Sadly, this becomes unreadable for more complicated conditions, especially ones that go over multiple lines.
if x.is_less_than(0).or(x.is_at_least(grid.width()))
.or(y.is_less_than(0)).or(y.is_at_least(grid.height()))
panic("outside of bounds")
So, I decided to introduce a then
keyword. It is highlighted as a keyword and clearly separates the condition from the then case. An added bonus: Because the keyword is the same length as else
, you get nice parallel structures in your code.
if x.is_less_than(0).or(x.is_at_least(grid.width()))
.or(y.is_less_than(0)).or(y.is_at_least(grid.height()))
then panic("outside of bounds")
fun digit_to_char(digit: U8): Char {
if digit.is_greater_than(9)
then #a.add(digit.subtract(10))
else #0.add(digit)
}
Early Syntax Desugaring
Because the Martinaise compiler doesn't aspire to be of production-quality, it's a lot simpler. For example, many syntax constructs don't exist in the abstract syntax tree. During parsing, they immediately get desugared into more complex nodes: if
s get compiled into switch
es, for
loops become normal loop
s, string interpolation creates a Vec
and calls write
on it with all the parts.
This makes it pretty effortless to add new constructs, allowing me to iterate quickly. For example, I decided to add an orelse
keyword which you can call on optional values to provide an alternative if they are empty. Here's how you can use it:
var maybe_number: Maybe[U64] = ...
var a = maybe_number orelse 4
The orelse
gets parsed into this:
var a =
switch maybe_number.to_orelse()
case primary(a) a
case secondary 4
If you're wondering about the to_orelse
: The standard library contains the following struct as well as to_orelse
functions for Bool
, Maybe
, and Result
. By creating a to_orelse
function, you can also use the orelse
keyword with custom types.
struct Orelse[P, S] { primary: P, secondary: S }
Low-Level Primitives
When possible, I try to define types in the standard library instead of special-casing them in the compiler. For example, here's the definition of Bool
:
enum Bool { true, false }
var true = Bool.true
var false = Bool.false
Martinaise is an unsafe language – you can get the memory addresses of data directly. In most of the compiler pipeline, reference types such as &Cat
are treated just like structs. In fact, the parser implicitly adds the following struct defintion:
struct &[T] { *: T }
That's right – &Cat
is just special-cased formatting for &[Cat]
. When you do cat_ref.*
, the compiler type-checks a normal field access.
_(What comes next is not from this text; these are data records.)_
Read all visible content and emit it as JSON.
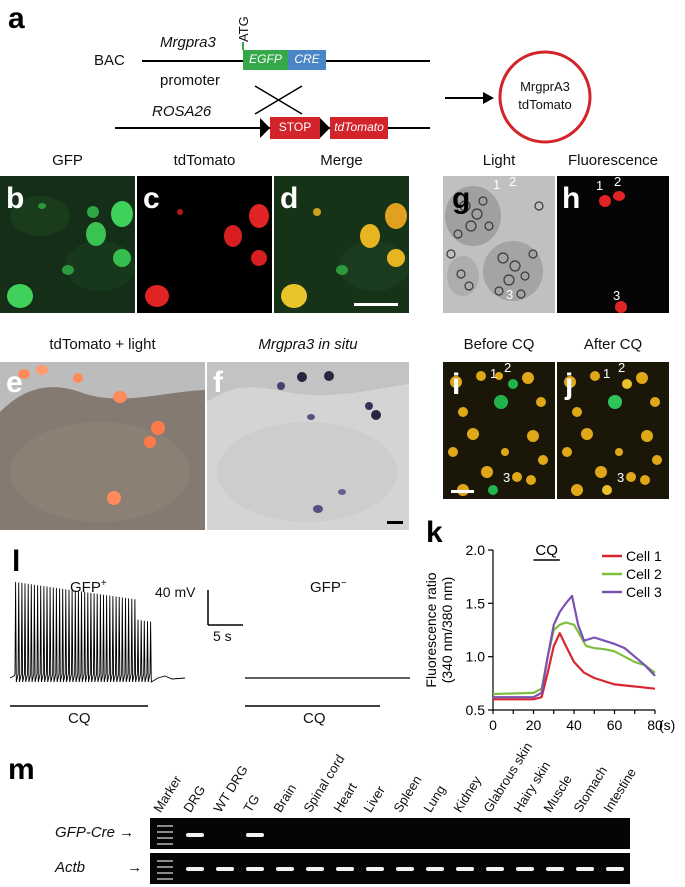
{
  "panel_labels": {
    "a": "a",
    "b": "b",
    "c": "c",
    "d": "d",
    "e": "e",
    "f": "f",
    "g": "g",
    "h": "h",
    "i": "i",
    "j": "j",
    "k": "k",
    "l": "l",
    "m": "m"
  },
  "a": {
    "bac": "BAC",
    "mrgpra3": "Mrgpra3",
    "promoter": "promoter",
    "atg": "ATG",
    "egfp": "EGFP",
    "cre": "CRE",
    "rosa26": "ROSA26",
    "stop": "STOP",
    "tdtomato": "tdTomato",
    "result_line1": "MrgprA3",
    "result_line2": "tdTomato",
    "colors": {
      "green": "#35a84a",
      "blue": "#4a86c5",
      "red": "#d3232b"
    }
  },
  "titles": {
    "gfp": "GFP",
    "tdtomato": "tdTomato",
    "merge": "Merge",
    "light": "Light",
    "fluorescence": "Fluorescence",
    "tdtomato_light": "tdTomato + light",
    "in_situ": "Mrgpra3 in situ",
    "before_cq": "Before CQ",
    "after_cq": "After CQ"
  },
  "cell_numbers": [
    "1",
    "2",
    "3"
  ],
  "l": {
    "gfp_pos": "GFP",
    "gfp_pos_sup": "+",
    "gfp_neg": "GFP",
    "gfp_neg_sup": "−",
    "scale_v": "40 mV",
    "scale_t": "5 s",
    "cq": "CQ"
  },
  "chart_data": {
    "type": "line",
    "ylabel_line1": "Fluorescence ratio",
    "ylabel_line2": "(340 nm/380 nm)",
    "xunit": "(s)",
    "stimulus": "CQ",
    "stimulus_range": [
      20,
      33
    ],
    "xlim": [
      0,
      80
    ],
    "ylim": [
      0.5,
      2.0
    ],
    "xticks": [
      0,
      10,
      20,
      30,
      40,
      50,
      60,
      70,
      80
    ],
    "yticks": [
      0.5,
      1.0,
      1.5,
      2.0
    ],
    "ytick_labels": [
      "0.5",
      "1.0",
      "1.5",
      "2.0"
    ],
    "legend_position": "top-right",
    "series": [
      {
        "name": "Cell 1",
        "color": "#d8262f",
        "x": [
          0,
          20,
          24,
          27,
          30,
          33,
          36,
          40,
          45,
          50,
          60,
          70,
          80
        ],
        "y": [
          0.6,
          0.6,
          0.62,
          0.85,
          1.1,
          1.22,
          1.1,
          0.95,
          0.85,
          0.8,
          0.74,
          0.72,
          0.7
        ]
      },
      {
        "name": "Cell 2",
        "color": "#7fbf3f",
        "x": [
          0,
          20,
          24,
          27,
          30,
          33,
          36,
          40,
          43,
          46,
          50,
          55,
          60,
          65,
          70,
          75,
          80
        ],
        "y": [
          0.65,
          0.66,
          0.7,
          1.0,
          1.25,
          1.3,
          1.32,
          1.3,
          1.2,
          1.1,
          1.08,
          1.07,
          1.05,
          1.0,
          0.95,
          0.92,
          0.85
        ]
      },
      {
        "name": "Cell 3",
        "color": "#7a52b5",
        "x": [
          0,
          20,
          24,
          27,
          30,
          33,
          36,
          39,
          42,
          45,
          50,
          55,
          60,
          65,
          70,
          75,
          80
        ],
        "y": [
          0.62,
          0.62,
          0.66,
          1.0,
          1.3,
          1.42,
          1.5,
          1.57,
          1.3,
          1.15,
          1.18,
          1.15,
          1.12,
          1.08,
          1.0,
          0.92,
          0.82
        ]
      }
    ]
  },
  "m": {
    "lanes": [
      "Marker",
      "DRG",
      "WT DRG",
      "TG",
      "Brain",
      "Spinal cord",
      "Heart",
      "Liver",
      "Spleen",
      "Lung",
      "Kidney",
      "Glabrous skin",
      "Hairy skin",
      "Muscle",
      "Stomach",
      "Intestine"
    ],
    "gfp_cre_present": [
      false,
      true,
      false,
      true,
      false,
      false,
      false,
      false,
      false,
      false,
      false,
      false,
      false,
      false,
      false,
      false
    ],
    "actb_present": [
      false,
      true,
      true,
      true,
      true,
      true,
      true,
      true,
      true,
      true,
      true,
      true,
      true,
      true,
      true,
      true
    ],
    "row1": "GFP-Cre",
    "row2": "Actb",
    "arrow": "→"
  }
}
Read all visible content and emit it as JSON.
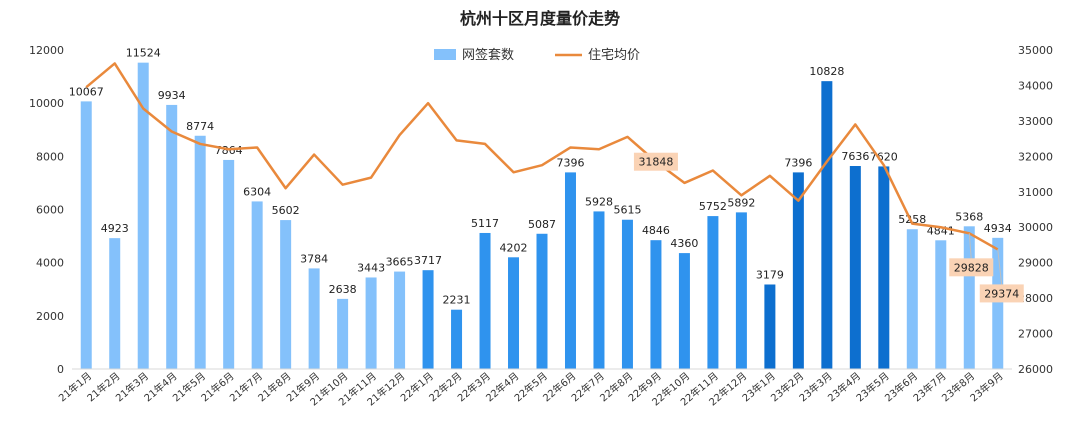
{
  "chart_data": {
    "type": "bar+line",
    "title": "杭州十区月度量价走势",
    "categories": [
      "21年1月",
      "21年2月",
      "21年3月",
      "21年4月",
      "21年5月",
      "21年6月",
      "21年7月",
      "21年8月",
      "21年9月",
      "21年10月",
      "21年11月",
      "21年12月",
      "22年1月",
      "22年2月",
      "22年3月",
      "22年4月",
      "22年5月",
      "22年6月",
      "22年7月",
      "22年8月",
      "22年9月",
      "22年10月",
      "22年11月",
      "22年12月",
      "23年1月",
      "23年2月",
      "23年3月",
      "23年4月",
      "23年5月",
      "23年6月",
      "23年7月",
      "23年8月",
      "23年9月"
    ],
    "bar_series": {
      "name": "网签套数",
      "values": [
        10067,
        4923,
        11524,
        9934,
        8774,
        7864,
        6304,
        5602,
        3784,
        2638,
        3443,
        3665,
        3717,
        2231,
        5117,
        4202,
        5087,
        7396,
        5928,
        5615,
        4846,
        4360,
        5752,
        5892,
        3179,
        7396,
        10828,
        7636,
        7620,
        5258,
        4841,
        5368,
        4934
      ],
      "colors": [
        "#84c1fb",
        "#84c1fb",
        "#84c1fb",
        "#84c1fb",
        "#84c1fb",
        "#84c1fb",
        "#84c1fb",
        "#84c1fb",
        "#84c1fb",
        "#84c1fb",
        "#84c1fb",
        "#84c1fb",
        "#2f93ee",
        "#2f93ee",
        "#2f93ee",
        "#2f93ee",
        "#2f93ee",
        "#2f93ee",
        "#2f93ee",
        "#2f93ee",
        "#2f93ee",
        "#2f93ee",
        "#2f93ee",
        "#2f93ee",
        "#0d6fcf",
        "#0d6fcf",
        "#0d6fcf",
        "#0d6fcf",
        "#0d6fcf",
        "#84c1fb",
        "#84c1fb",
        "#84c1fb",
        "#84c1fb"
      ]
    },
    "line_series": {
      "name": "住宅均价",
      "values": [
        33950,
        34620,
        33350,
        32700,
        32350,
        32200,
        32250,
        31100,
        32050,
        31200,
        31400,
        32600,
        33500,
        32450,
        32350,
        31550,
        31750,
        32250,
        32200,
        32550,
        31848,
        31250,
        31600,
        30900,
        31450,
        30750,
        31850,
        32900,
        31750,
        30100,
        30000,
        29828,
        29374
      ],
      "color": "#e9893c"
    },
    "y_left": {
      "min": 0,
      "max": 12000,
      "ticks": [
        "0",
        "2000",
        "4000",
        "6000",
        "8000",
        "10000",
        "12000"
      ]
    },
    "y_right": {
      "min": 26000,
      "max": 35000,
      "ticks": [
        "26000",
        "27000",
        "28000",
        "29000",
        "30000",
        "31000",
        "32000",
        "33000",
        "34000",
        "35000"
      ]
    },
    "highlighted_prices": [
      {
        "index": 20,
        "label": "31848"
      },
      {
        "index": 31,
        "label": "29828"
      },
      {
        "index": 32,
        "label": "29374"
      }
    ],
    "callout_color": "#fad3b5",
    "legend_position": "top-center"
  }
}
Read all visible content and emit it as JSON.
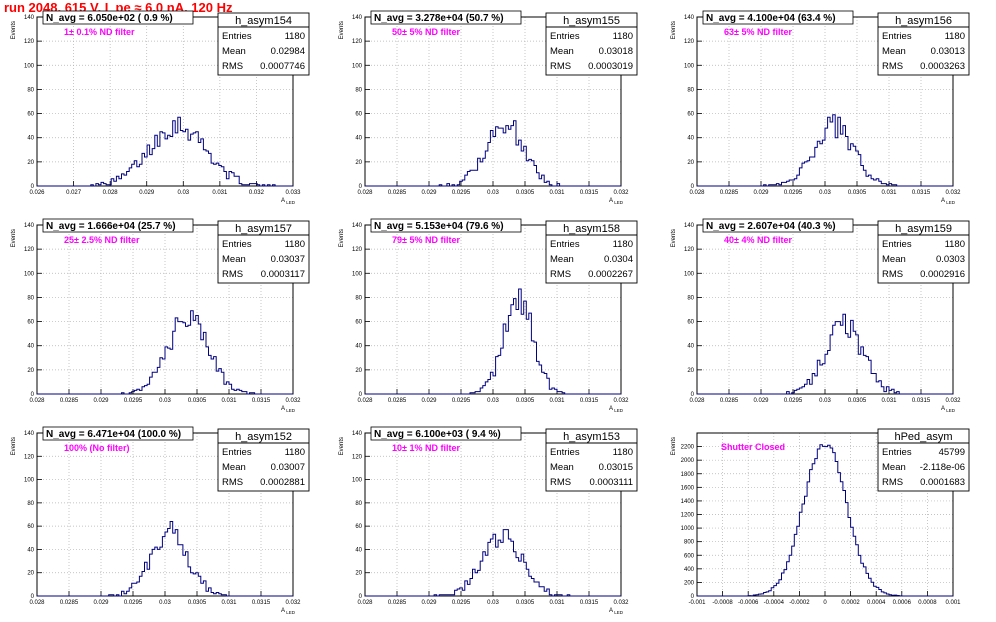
{
  "page_title": "run 2048,   615 V, I_pe ≈ 6.0 nA, 120 Hz",
  "chart_data": [
    {
      "type": "histogram",
      "name": "h_asym154",
      "navg_label": "N_avg = 6.050e+02 ( 0.9 %)",
      "filter_label": "1± 0.1% ND filter",
      "stats": {
        "entries": "1180",
        "mean": "0.02984",
        "rms": "0.0007746"
      },
      "xlim": [
        0.026,
        0.033
      ],
      "ylim": [
        0,
        140
      ],
      "xticks": [
        0.026,
        0.027,
        0.028,
        0.029,
        0.03,
        0.031,
        0.032,
        0.033
      ],
      "xtick_labels": [
        "0.026",
        "0.027",
        "0.028",
        "0.029",
        "0.03",
        "0.031",
        "0.032",
        "0.033"
      ],
      "yticks": [
        0,
        20,
        40,
        60,
        80,
        100,
        120,
        140
      ],
      "ylabel": "Events",
      "xlabel": "A_LED",
      "mu": 0.02984,
      "sigma": 0.00077,
      "peak": 51
    },
    {
      "type": "histogram",
      "name": "h_asym155",
      "navg_label": "N_avg = 3.278e+04 (50.7 %)",
      "filter_label": "50± 5% ND filter",
      "stats": {
        "entries": "1180",
        "mean": "0.03018",
        "rms": "0.0003019"
      },
      "xlim": [
        0.028,
        0.032
      ],
      "ylim": [
        0,
        140
      ],
      "xticks": [
        0.028,
        0.0285,
        0.029,
        0.0295,
        0.03,
        0.0305,
        0.031,
        0.0315,
        0.032
      ],
      "xtick_labels": [
        "0.028",
        "0.0285",
        "0.029",
        "0.0295",
        "0.03",
        "0.0305",
        "0.031",
        "0.0315",
        "0.032"
      ],
      "yticks": [
        0,
        20,
        40,
        60,
        80,
        100,
        120,
        140
      ],
      "ylabel": "Events",
      "xlabel": "A_LED",
      "mu": 0.03018,
      "sigma": 0.0003,
      "peak": 52
    },
    {
      "type": "histogram",
      "name": "h_asym156",
      "navg_label": "N_avg = 4.100e+04 (63.4 %)",
      "filter_label": "63± 5% ND filter",
      "stats": {
        "entries": "1180",
        "mean": "0.03013",
        "rms": "0.0003263"
      },
      "xlim": [
        0.028,
        0.032
      ],
      "ylim": [
        0,
        140
      ],
      "xticks": [
        0.028,
        0.0285,
        0.029,
        0.0295,
        0.03,
        0.0305,
        0.031,
        0.0315,
        0.032
      ],
      "xtick_labels": [
        "0.028",
        "0.0285",
        "0.029",
        "0.0295",
        "0.03",
        "0.0305",
        "0.031",
        "0.0315",
        "0.032"
      ],
      "yticks": [
        0,
        20,
        40,
        60,
        80,
        100,
        120,
        140
      ],
      "ylabel": "Events",
      "xlabel": "A_LED",
      "mu": 0.03013,
      "sigma": 0.00032,
      "peak": 50
    },
    {
      "type": "histogram",
      "name": "h_asym157",
      "navg_label": "N_avg = 1.666e+04 (25.7 %)",
      "filter_label": "25± 2.5% ND filter",
      "stats": {
        "entries": "1180",
        "mean": "0.03037",
        "rms": "0.0003117"
      },
      "xlim": [
        0.028,
        0.032
      ],
      "ylim": [
        0,
        140
      ],
      "xticks": [
        0.028,
        0.0285,
        0.029,
        0.0295,
        0.03,
        0.0305,
        0.031,
        0.0315,
        0.032
      ],
      "xtick_labels": [
        "0.028",
        "0.0285",
        "0.029",
        "0.0295",
        "0.03",
        "0.0305",
        "0.031",
        "0.0315",
        "0.032"
      ],
      "yticks": [
        0,
        20,
        40,
        60,
        80,
        100,
        120,
        140
      ],
      "ylabel": "Events",
      "xlabel": "A_LED",
      "mu": 0.03037,
      "sigma": 0.00031,
      "peak": 66
    },
    {
      "type": "histogram",
      "name": "h_asym158",
      "navg_label": "N_avg = 5.153e+04 (79.6 %)",
      "filter_label": "79± 5% ND filter",
      "stats": {
        "entries": "1180",
        "mean": "0.0304",
        "rms": "0.0002267"
      },
      "xlim": [
        0.028,
        0.032
      ],
      "ylim": [
        0,
        140
      ],
      "xticks": [
        0.028,
        0.0285,
        0.029,
        0.0295,
        0.03,
        0.0305,
        0.031,
        0.0315,
        0.032
      ],
      "xtick_labels": [
        "0.028",
        "0.0285",
        "0.029",
        "0.0295",
        "0.03",
        "0.0305",
        "0.031",
        "0.0315",
        "0.032"
      ],
      "yticks": [
        0,
        20,
        40,
        60,
        80,
        100,
        120,
        140
      ],
      "ylabel": "Events",
      "xlabel": "A_LED",
      "mu": 0.0304,
      "sigma": 0.00023,
      "peak": 80
    },
    {
      "type": "histogram",
      "name": "h_asym159",
      "navg_label": "N_avg = 2.607e+04 (40.3 %)",
      "filter_label": "40± 4% ND filter",
      "stats": {
        "entries": "1180",
        "mean": "0.0303",
        "rms": "0.0002916"
      },
      "xlim": [
        0.028,
        0.032
      ],
      "ylim": [
        0,
        140
      ],
      "xticks": [
        0.028,
        0.0285,
        0.029,
        0.0295,
        0.03,
        0.0305,
        0.031,
        0.0315,
        0.032
      ],
      "xtick_labels": [
        "0.028",
        "0.0285",
        "0.029",
        "0.0295",
        "0.03",
        "0.0305",
        "0.031",
        "0.0315",
        "0.032"
      ],
      "yticks": [
        0,
        20,
        40,
        60,
        80,
        100,
        120,
        140
      ],
      "ylabel": "Events",
      "xlabel": "A_LED",
      "mu": 0.0303,
      "sigma": 0.00029,
      "peak": 58
    },
    {
      "type": "histogram",
      "name": "h_asym152",
      "navg_label": "N_avg = 6.471e+04 (100.0 %)",
      "filter_label": "100% (No filter)",
      "stats": {
        "entries": "1180",
        "mean": "0.03007",
        "rms": "0.0002881"
      },
      "xlim": [
        0.028,
        0.032
      ],
      "ylim": [
        0,
        140
      ],
      "xticks": [
        0.028,
        0.0285,
        0.029,
        0.0295,
        0.03,
        0.0305,
        0.031,
        0.0315,
        0.032
      ],
      "xtick_labels": [
        "0.028",
        "0.0285",
        "0.029",
        "0.0295",
        "0.03",
        "0.0305",
        "0.031",
        "0.0315",
        "0.032"
      ],
      "yticks": [
        0,
        20,
        40,
        60,
        80,
        100,
        120,
        140
      ],
      "ylabel": "Events",
      "xlabel": "A_LED",
      "mu": 0.03007,
      "sigma": 0.00029,
      "peak": 55
    },
    {
      "type": "histogram",
      "name": "h_asym153",
      "navg_label": "N_avg = 6.100e+03 ( 9.4 %)",
      "filter_label": "10± 1% ND filter",
      "stats": {
        "entries": "1180",
        "mean": "0.03015",
        "rms": "0.0003111"
      },
      "xlim": [
        0.028,
        0.032
      ],
      "ylim": [
        0,
        140
      ],
      "xticks": [
        0.028,
        0.0285,
        0.029,
        0.0295,
        0.03,
        0.0305,
        0.031,
        0.0315,
        0.032
      ],
      "xtick_labels": [
        "0.028",
        "0.0285",
        "0.029",
        "0.0295",
        "0.03",
        "0.0305",
        "0.031",
        "0.0315",
        "0.032"
      ],
      "yticks": [
        0,
        20,
        40,
        60,
        80,
        100,
        120,
        140
      ],
      "ylabel": "Events",
      "xlabel": "A_LED",
      "mu": 0.03015,
      "sigma": 0.00031,
      "peak": 52
    },
    {
      "type": "histogram",
      "name": "hPed_asym",
      "navg_label": "",
      "filter_label": "Shutter Closed",
      "stats": {
        "entries": "45799",
        "mean": "-2.118e-06",
        "rms": "0.0001683"
      },
      "xlim": [
        -0.001,
        0.001
      ],
      "ylim": [
        0,
        2400
      ],
      "xticks": [
        -0.001,
        -0.0008,
        -0.0006,
        -0.0004,
        -0.0002,
        0,
        0.0002,
        0.0004,
        0.0006,
        0.0008,
        0.001
      ],
      "xtick_labels": [
        "-0.001",
        "-0.0008",
        "-0.0006",
        "-0.0004",
        "-0.0002",
        "0",
        "0.0002",
        "0.0004",
        "0.0006",
        "0.0008",
        "0.001"
      ],
      "yticks": [
        0,
        200,
        400,
        600,
        800,
        1000,
        1200,
        1400,
        1600,
        1800,
        2000,
        2200
      ],
      "ylabel": "Events",
      "xlabel": "",
      "mu": 0.0,
      "sigma": 0.000168,
      "peak": 2260
    }
  ],
  "stat_labels": {
    "entries": "Entries",
    "mean": "Mean",
    "rms": "RMS"
  },
  "colors": {
    "hist": "#000080",
    "grid": "#b0b0b0",
    "filter_text": "#ff00ff",
    "title_text": "#ff0000"
  }
}
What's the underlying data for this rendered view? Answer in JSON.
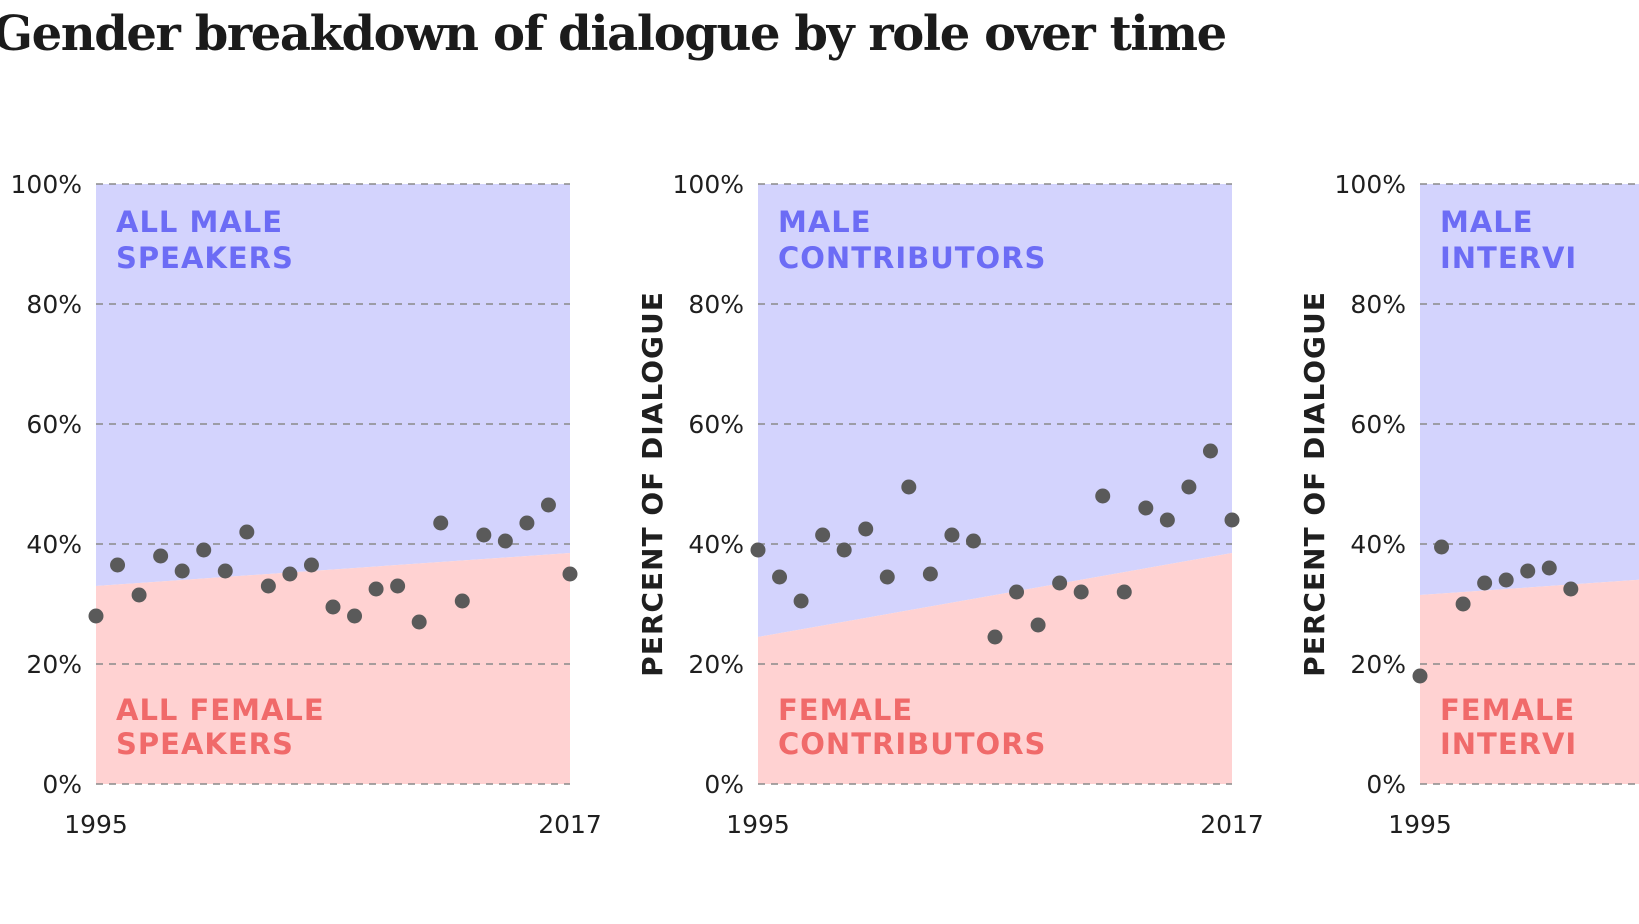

Another cool detail: Casting between values is implemented in Martinaise itself.
fun cast[A, B](a: A): B {
| at least a small sanity check
assert(
size_of_type[A]().equals(size_of_type[B]()),
"cast between types of different sizes",
)
a.&.to_address().to_reference[B]().*
}
Here, to_address[T](ref: &T): U64
and to_reference[T](address: U64): &T
are builtin-functions that convert between references and addresses.
Impressions
Writing the compiler for a language with only low-level builtins is fun. You are forced to build all abstractions such as typed memory allocations, Vec
s, and Map
s in the language itself. It made me understand and appreciate these abstractions better.
Currently, I'm in the process of writing a Martinaise compiler in Martinaise itself. The goal: A 4000 line file that can compile itself. There's beauty in that.